Aligning improved livelihoods of coffee farmers and forest conservation in Ethiopia’s southwest highlands

18. März 2022

Grit Techel


Ethiopia’s southwestern highlands contain some of the last remnants of the critically endangered Afromontane Forest ecosystem of high biodiversity value. Primary and sustainably managed forests, and diverse agricultural land uses create a mosaic landscape that is home to many endemic species, amongst them Coffea arabica. Recognizing the high conservation value and need to secure the provision of ecosystem services, regional and local stakeholders created the Yayu Coffee Forest Biosphere Reserve in Illubabor zone, Oromia Region in 2010.

The Ethiopian Government is committed to sustainable economic development. Targets for the implementation and financing of climate change mitigation and adaptation, forest conservation, and forest landscape restoration are embedded in many national strategies for the sector, key policies (e.g., the Climate Resilient Green Economy) and international commitments (e.g., the Nationally Determined Contributions and AFR100 target for Forest Landscape Restoration).

Coffee is a key income source for many households in the region.
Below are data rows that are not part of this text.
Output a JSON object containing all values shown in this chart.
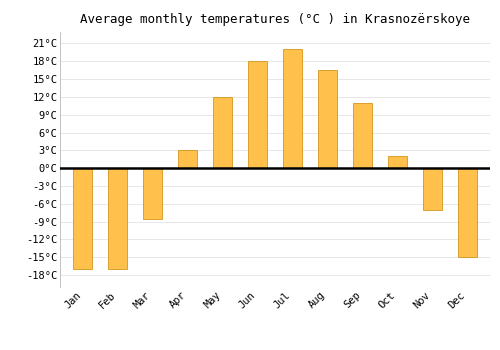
{
  "title": "Average monthly temperatures (°C ) in Krasnozërskoye",
  "months": [
    "Jan",
    "Feb",
    "Mar",
    "Apr",
    "May",
    "Jun",
    "Jul",
    "Aug",
    "Sep",
    "Oct",
    "Nov",
    "Dec"
  ],
  "values": [
    -17,
    -17,
    -8.5,
    3,
    12,
    18,
    20,
    16.5,
    11,
    2,
    -7,
    -15
  ],
  "bar_color_top": "#FFC04C",
  "bar_color_bottom": "#F5A623",
  "bar_edge_color": "#CC8800",
  "background_color": "#FFFFFF",
  "plot_bg_color": "#FFFFFF",
  "grid_color": "#DDDDDD",
  "zero_line_color": "#000000",
  "yticks": [
    -18,
    -15,
    -12,
    -9,
    -6,
    -3,
    0,
    3,
    6,
    9,
    12,
    15,
    18,
    21
  ],
  "ylim": [
    -20,
    23
  ],
  "title_fontsize": 9,
  "tick_fontsize": 7.5,
  "font_family": "monospace",
  "bar_width": 0.55
}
Smallholder farming families often cultivate coffee under the managed shade cover of native forest tree species in the so-called semi-forest coffee system. Unsustainable practices are a key driver for land use change and degradation, but sustainable alternatives exist.
On the demand side, along coffee value chains and among consumers, awareness how coffee is produced is increasing notably. Consequently, global coffee value chain actors are ever more committing to source sustainably produced, zero-deforestation coffee. Initiatives like the European Union’s proposed regulation on deforestation and forest degradation free commodities are expected to further increase the need to, invest in sustainable coffee production and trade.

As a consequence, governments and value chain actors require credible evidence to demonstrate the achievement of targets, access additional finance (e.g., results-based payments), ensure access to key export markets, and document the validity of sustainable sourcing. Effective and efficient monitoring systems are needed to document successes and aid the transition from unsustainable to sustainable practices. However, a comprehensive landscape-level system for monitoring forest degradation in Ethiopia does not yet exist.